In yesterday’s post, I discussed my investment in JCTCF and how I was having trouble buying more because of the price run up despite a similar rise in intrinsic value. Today, I wanted to review results and discuss why I thought it was still so cheap.
I think there are three ways to determine just how cheap JCTCF is.
The first and most simple is a simple EV / EBIT analysis. Over the past twelve months, JCTCF has earned just short of $4.2m in operating income. With 1.57m shares outstanding and a share price of $15.25, JCTCF has a market cap of just under $24m. They have over $7.2m in cash, which gives them an EV of ~$17m andan EV / EBIT of 4x. For a company that just posted almost 30% quarter over quarter revenue growth, that’s pretty dang cheap!
The second comes from Charlie Munger’s “share cannibal” thesis (see this interview). Munger says there are three great places to look for investments. One of them is companies that are buying back massive amounts of shares. And JCTCF ranks very, very highly on that count. From fiscal 2010 to fiscal 2012, they retired 32% of shares outstanding, and they have authorization to repurchase 25% more of their shares.
One negative is the company did not repurchase their shares in the first quarter. I don’t think this is the end of the world by any means.

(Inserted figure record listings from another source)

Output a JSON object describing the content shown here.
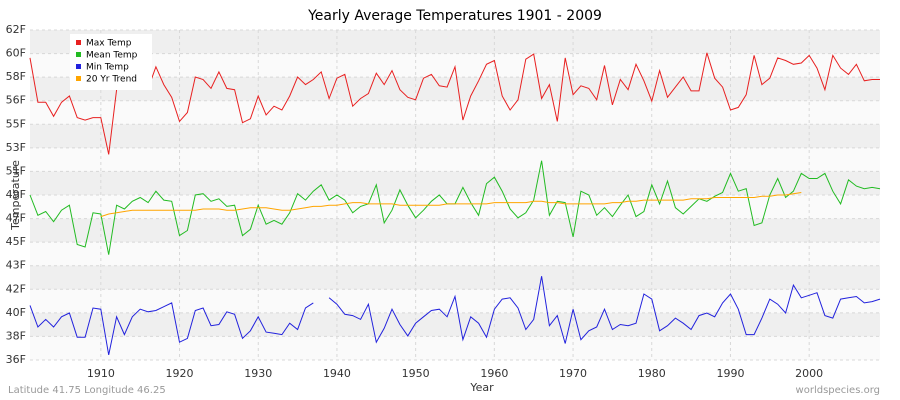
{
  "chart_data": {
    "type": "line",
    "title": "Yearly Average Temperatures 1901 - 2009",
    "x_label": "Year",
    "y_label": "Temperature",
    "footer_left": "Latitude 41.75 Longitude 46.25",
    "footer_right": "worldspecies.org",
    "legend": "upper left",
    "grid": true,
    "xlim": [
      1901,
      2009
    ],
    "xticks": [
      1910,
      1920,
      1930,
      1940,
      1950,
      1960,
      1970,
      1980,
      1990,
      2000
    ],
    "ylim": [
      36,
      62
    ],
    "yticks": [
      {
        "value": 36,
        "label": "36F"
      },
      {
        "value": 37.86,
        "label": "38F"
      },
      {
        "value": 39.71,
        "label": "40F"
      },
      {
        "value": 41.57,
        "label": "42F"
      },
      {
        "value": 43.43,
        "label": "43F"
      },
      {
        "value": 45.29,
        "label": "45F"
      },
      {
        "value": 47.14,
        "label": "47F"
      },
      {
        "value": 49,
        "label": "49F"
      },
      {
        "value": 50.86,
        "label": "51F"
      },
      {
        "value": 52.71,
        "label": "53F"
      },
      {
        "value": 54.57,
        "label": "55F"
      },
      {
        "value": 56.43,
        "label": "56F"
      },
      {
        "value": 58.29,
        "label": "58F"
      },
      {
        "value": 60.14,
        "label": "60F"
      },
      {
        "value": 62,
        "label": "62F"
      }
    ],
    "x": [
      1901,
      1902,
      1903,
      1904,
      1905,
      1906,
      1907,
      1908,
      1909,
      1910,
      1911,
      1912,
      1913,
      1914,
      1915,
      1916,
      1917,
      1918,
      1919,
      1920,
      1921,
      1922,
      1923,
      1924,
      1925,
      1926,
      1927,
      1928,
      1929,
      1930,
      1931,
      1932,
      1933,
      1934,
      1935,
      1936,
      1937,
      1938,
      1939,
      1940,
      1941,
      1942,
      1943,
      1944,
      1945,
      1946,
      1947,
      1948,
      1949,
      1950,
      1951,
      1952,
      1953,
      1954,
      1955,
      1956,
      1957,
      1958,
      1959,
      1960,
      1961,
      1962,
      1963,
      1964,
      1965,
      1966,
      1967,
      1968,
      1969,
      1970,
      1971,
      1972,
      1973,
      1974,
      1975,
      1976,
      1977,
      1978,
      1979,
      1980,
      1981,
      1982,
      1983,
      1984,
      1985,
      1986,
      1987,
      1988,
      1989,
      1990,
      1991,
      1992,
      1993,
      1994,
      1995,
      1996,
      1997,
      1998,
      1999,
      2000,
      2001,
      2002,
      2003,
      2004,
      2005,
      2006,
      2007,
      2008,
      2009
    ],
    "series": [
      {
        "name": "Max Temp",
        "color": "#e82020",
        "values": [
          59.8,
          56.3,
          56.3,
          55.2,
          56.3,
          56.8,
          55.1,
          54.9,
          55.1,
          55.1,
          52.2,
          57.3,
          57.5,
          57.6,
          57.9,
          57.4,
          59.1,
          57.7,
          56.7,
          54.8,
          55.5,
          58.3,
          58.1,
          57.4,
          58.7,
          57.4,
          57.3,
          54.7,
          55.0,
          56.8,
          55.3,
          56.0,
          55.7,
          56.8,
          58.3,
          57.7,
          58.1,
          58.7,
          56.6,
          58.2,
          58.5,
          56.0,
          56.6,
          57.0,
          58.6,
          57.7,
          58.8,
          57.3,
          56.7,
          56.5,
          58.2,
          58.5,
          57.6,
          57.5,
          59.1,
          54.9,
          56.8,
          58.0,
          59.3,
          59.6,
          56.8,
          55.7,
          56.5,
          59.7,
          60.1,
          56.6,
          57.7,
          54.8,
          59.8,
          56.9,
          57.6,
          57.4,
          56.5,
          59.2,
          56.1,
          58.1,
          57.3,
          59.3,
          58.0,
          56.4,
          58.8,
          56.7,
          57.5,
          58.3,
          57.2,
          57.2,
          60.2,
          58.2,
          57.5,
          55.7,
          55.9,
          56.9,
          60.0,
          57.7,
          58.2,
          59.8,
          59.6,
          59.3,
          59.4,
          60.0,
          59.0,
          57.3,
          60.0,
          59.0,
          58.5,
          59.3,
          58.0,
          58.1,
          58.1
        ]
      },
      {
        "name": "Mean Temp",
        "color": "#22bb22",
        "values": [
          49.0,
          47.4,
          47.7,
          46.9,
          47.8,
          48.2,
          45.1,
          44.9,
          47.6,
          47.5,
          44.3,
          48.2,
          47.9,
          48.5,
          48.8,
          48.4,
          49.3,
          48.6,
          48.5,
          45.8,
          46.2,
          49.0,
          49.1,
          48.5,
          48.7,
          48.1,
          48.2,
          45.8,
          46.3,
          48.2,
          46.7,
          47.0,
          46.7,
          47.6,
          49.1,
          48.6,
          49.3,
          49.8,
          48.6,
          49.0,
          48.6,
          47.6,
          48.1,
          48.3,
          49.8,
          46.8,
          47.8,
          49.4,
          48.2,
          47.2,
          47.8,
          48.5,
          49.0,
          48.3,
          48.3,
          49.6,
          48.4,
          47.4,
          49.9,
          50.4,
          49.3,
          47.9,
          47.2,
          47.6,
          48.6,
          51.7,
          47.4,
          48.5,
          48.4,
          45.7,
          49.3,
          49.0,
          47.4,
          48.0,
          47.3,
          48.2,
          49.0,
          47.3,
          47.7,
          49.8,
          48.3,
          50.1,
          48.0,
          47.5,
          48.1,
          48.7,
          48.5,
          48.9,
          49.2,
          50.7,
          49.3,
          49.5,
          46.6,
          46.8,
          49.0,
          50.3,
          48.8,
          49.3,
          50.7,
          50.3,
          50.3,
          50.7,
          49.3,
          48.3,
          50.2,
          49.7,
          49.5,
          49.6,
          49.5
        ]
      },
      {
        "name": "Min Temp",
        "color": "#2222dd",
        "values": [
          40.3,
          38.6,
          39.2,
          38.6,
          39.4,
          39.7,
          37.8,
          37.8,
          40.1,
          40.0,
          36.4,
          39.4,
          38.0,
          39.4,
          40.0,
          39.8,
          39.9,
          40.2,
          40.5,
          37.4,
          37.7,
          39.9,
          40.1,
          38.7,
          38.8,
          39.8,
          39.6,
          37.7,
          38.3,
          39.4,
          38.2,
          38.1,
          38.0,
          38.9,
          38.4,
          40.1,
          40.5,
          null,
          40.9,
          40.4,
          39.6,
          39.5,
          39.2,
          40.4,
          37.4,
          38.5,
          40.0,
          38.8,
          37.9,
          38.9,
          39.4,
          39.9,
          40.0,
          39.4,
          41.0,
          37.6,
          39.4,
          38.9,
          37.8,
          40.0,
          40.8,
          40.9,
          40.1,
          38.4,
          39.2,
          42.6,
          38.7,
          39.5,
          37.3,
          40.0,
          37.6,
          38.3,
          38.6,
          40.0,
          38.4,
          38.8,
          38.7,
          38.9,
          41.2,
          40.8,
          38.3,
          38.7,
          39.3,
          38.9,
          38.4,
          39.5,
          39.7,
          39.4,
          40.5,
          41.2,
          40.0,
          38.0,
          38.0,
          39.3,
          40.8,
          40.4,
          39.7,
          41.9,
          40.9,
          41.1,
          41.3,
          39.5,
          39.3,
          40.8,
          40.9,
          41.0,
          40.5,
          40.6,
          40.8
        ]
      },
      {
        "name": "20 Yr Trend",
        "color": "#ffa500",
        "values": [
          null,
          null,
          null,
          null,
          null,
          null,
          null,
          null,
          null,
          47.3,
          47.5,
          47.6,
          47.7,
          47.8,
          47.8,
          47.8,
          47.8,
          47.8,
          47.8,
          47.8,
          47.8,
          47.8,
          47.9,
          47.9,
          47.9,
          47.8,
          47.8,
          47.9,
          48.0,
          48.0,
          48.0,
          47.9,
          47.8,
          47.8,
          47.9,
          48.0,
          48.1,
          48.1,
          48.2,
          48.2,
          48.3,
          48.4,
          48.4,
          48.3,
          48.3,
          48.3,
          48.3,
          48.2,
          48.2,
          48.2,
          48.2,
          48.2,
          48.2,
          48.3,
          48.3,
          48.3,
          48.3,
          48.3,
          48.3,
          48.4,
          48.4,
          48.4,
          48.4,
          48.4,
          48.5,
          48.5,
          48.4,
          48.4,
          48.3,
          48.3,
          48.3,
          48.3,
          48.3,
          48.3,
          48.4,
          48.4,
          48.5,
          48.5,
          48.6,
          48.6,
          48.6,
          48.6,
          48.6,
          48.6,
          48.7,
          48.7,
          48.7,
          48.8,
          48.8,
          48.8,
          48.8,
          48.8,
          48.8,
          48.9,
          48.9,
          49.0,
          49.0,
          49.1,
          49.2,
          null,
          null,
          null,
          null,
          null,
          null,
          null,
          null,
          null,
          null
        ]
      }
    ]
  }
}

I think the company didn’t repurchase shares for a few reasons.
- Traditionally, the company has repurchased from their ESOP. They’ve fully exhausted the ESOP, so they now need to repurchase from the open market. Given the low volumes of the stock, it’s probably tough to repurchase in size and they’re probably looking for big blocks to repurchase.

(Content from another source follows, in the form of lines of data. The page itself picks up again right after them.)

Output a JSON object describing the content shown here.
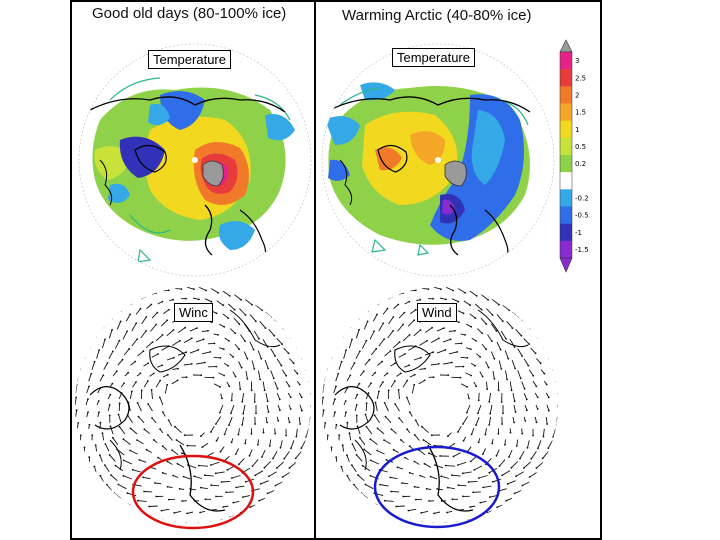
{
  "left_panel": {
    "title": "Good old days (80-100% ice)",
    "top_label": "Temperature",
    "bottom_label": "Winc"
  },
  "right_panel": {
    "title": "Warming Arctic (40-80% ice)",
    "top_label": "Temperature",
    "bottom_label": "Wind"
  },
  "colorbar": {
    "ticks": [
      "3",
      "2.5",
      "2",
      "1.5",
      "1",
      "0.5",
      "0.2",
      "-0.2",
      "-0.5",
      "-1",
      "-1.5"
    ],
    "colors": [
      "#e8208a",
      "#e83c3c",
      "#f07a2a",
      "#f5a628",
      "#f2d81e",
      "#c9e23a",
      "#8fd24a",
      "#ffffff",
      "#35a8e8",
      "#2f6ee8",
      "#3232b8",
      "#8a2bd2"
    ]
  },
  "highlight_colors": {
    "left_ellipse": "#e01010",
    "right_ellipse": "#1a1ad0"
  }
}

- Management has historically been very disciplined with share repurchase prices. Like me, they’re probably adjusting to the higher intrinsic value of the company now.
So what do I think a fair price is. Honestly, I would think a company this strong would deserve at least a 10x EV / EBIT multiple. Even without adjusting for upside from the industrial wood segment, that would imply an EV of $42m. Add in their cash and you’re looking at a market cap just under $50m, or a share price around $32. While I normally don’t like to use P/E multiples, that would equate to a trailing P/E under 15x (if you take their trailing net income and adjust for their current shares outstanding, EPS comes in over $2.15 per share), which considering their significant excess cash balance would still feel a bit cheap to me.
And if management can continue to grow or repurchase shares at these prices, that target should prove too conservative.